Des perce-oreilles qui piquent les narines

Un couple de perce-oreilles Labidura riparia (photo John Byers).

Une façon inhabituelle de repousser les prédateurs vient d’être découverte chez un perce-oreille : émettre une forte odeur de cadavre en décomposition pour dégoûter son assaillant. C’est la première fois que ce type de mimétisme olfactif est mis à jour chez un insecte. Il s’agit de Labidura riparia, un perce-oreille que l'on trouve un peu partout dans le monde. Alors qu’il les étudiait sur le terrain, John Byers, entomologiste à l'USDA, avait remarqué une très désagréable odeur. Il s’est penché de plus près sur ce phénomène, et en décrit l’origine dans une étude publiée récemment. En cas de danger, ces perce-oreilles émettent des composés volatils soufrés, apparemment produits dans leurs glandes salivaires et excrétés par la bouche. Ces charmantes fragrances évoquent à la fois la chair en décomposition et les excréments.

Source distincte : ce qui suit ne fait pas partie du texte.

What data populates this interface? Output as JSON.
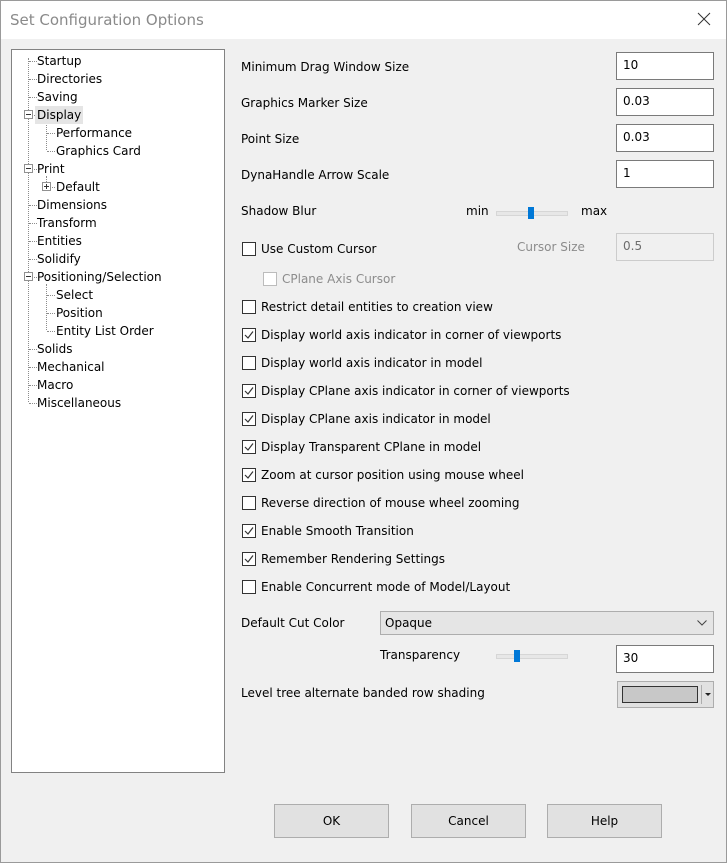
{
  "window": {
    "title": "Set Configuration Options"
  },
  "tree": {
    "items": [
      {
        "label": "Startup"
      },
      {
        "label": "Directories"
      },
      {
        "label": "Saving"
      },
      {
        "label": "Display",
        "expanded": true,
        "selected": true
      },
      {
        "label": "Performance"
      },
      {
        "label": "Graphics Card"
      },
      {
        "label": "Print",
        "expanded": true
      },
      {
        "label": "Default",
        "expanded": false
      },
      {
        "label": "Dimensions"
      },
      {
        "label": "Transform"
      },
      {
        "label": "Entities"
      },
      {
        "label": "Solidify"
      },
      {
        "label": "Positioning/Selection",
        "expanded": true
      },
      {
        "label": "Select"
      },
      {
        "label": "Position"
      },
      {
        "label": "Entity List Order"
      },
      {
        "label": "Solids"
      },
      {
        "label": "Mechanical"
      },
      {
        "label": "Macro"
      },
      {
        "label": "Miscellaneous"
      }
    ]
  },
  "fields": {
    "min_drag": {
      "label": "Minimum Drag Window Size",
      "value": "10"
    },
    "marker_size": {
      "label": "Graphics Marker Size",
      "value": "0.03"
    },
    "point_size": {
      "label": "Point Size",
      "value": "0.03"
    },
    "dynahandle": {
      "label": "DynaHandle Arrow Scale",
      "value": "1"
    }
  },
  "shadow_blur": {
    "label": "Shadow Blur",
    "min_label": "min",
    "max_label": "max",
    "value_fraction": 0.5
  },
  "custom_cursor": {
    "label": "Use Custom Cursor",
    "checked": false,
    "size_label": "Cursor Size",
    "size_value": "0.5"
  },
  "cplane_cursor": {
    "label": "CPlane Axis Cursor",
    "checked": false,
    "disabled": true
  },
  "checkboxes": [
    {
      "label": "Restrict detail entities to creation view",
      "checked": false
    },
    {
      "label": "Display world axis indicator in corner of viewports",
      "checked": true
    },
    {
      "label": "Display world axis indicator in model",
      "checked": false
    },
    {
      "label": "Display CPlane axis indicator in corner of viewports",
      "checked": true
    },
    {
      "label": "Display CPlane axis indicator in model",
      "checked": true
    },
    {
      "label": "Display Transparent CPlane in model",
      "checked": true
    },
    {
      "label": "Zoom at cursor position using mouse wheel",
      "checked": true
    },
    {
      "label": "Reverse direction of mouse wheel zooming",
      "checked": false
    },
    {
      "label": "Enable Smooth Transition",
      "checked": true
    },
    {
      "label": "Remember Rendering Settings",
      "checked": true
    },
    {
      "label": "Enable Concurrent mode of Model/Layout",
      "checked": false
    }
  ],
  "cut_color": {
    "label": "Default Cut Color",
    "selected": "Opaque"
  },
  "transparency": {
    "label": "Transparency",
    "value": "30",
    "slider_fraction": 0.3
  },
  "banded_shading": {
    "label": "Level tree alternate banded row shading",
    "color": "#c8c8c8"
  },
  "buttons": {
    "ok": "OK",
    "cancel": "Cancel",
    "help": "Help"
  }
}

Le lézard Anolis carolinensis (PiccoloNamek, 
CC BY-SA 3.0). 
Pour vérifier si cela pouvait effectivement repousser les prédateurs, le chercheur a observé en laboratoire la réaction de lézards (Anolis carolinensis) mis en présence de perce-oreilles. D’abord tentés d’en faire leur repas, les reptiles recrachent immédiatement le perce-oreille qu’ils ont tenté d'avaler. L’insecte déclenche sa protection chimique assez rapidement pour ne pas être blessé. Les lézards retiennent la leçon puisqu’ils ne renouvellent jamais l’expérience, même après plusieurs semaines. Le rejet initial est une réaction innée et ressemble à l’aversion qu’ont la plupart des vertébrés prédateurs pour la chair en décomposition - sans doute une adaptation permettant de limiter les risques d’infection. Il est donc probable qu’avec son odeur de charogne, le perce-oreille parvienne à échapper à d’autres prédateurs (oiseaux et mammifères insectivores), mais cela reste à vérifier.



Référence : Byers J. A. 2015 - “Earwigs (Labidura riparia) mimic rotting-flesh odor to deceive vertebrate predators ”, The Science of Nature (doi: 10.1007/s00114-015-1288-1).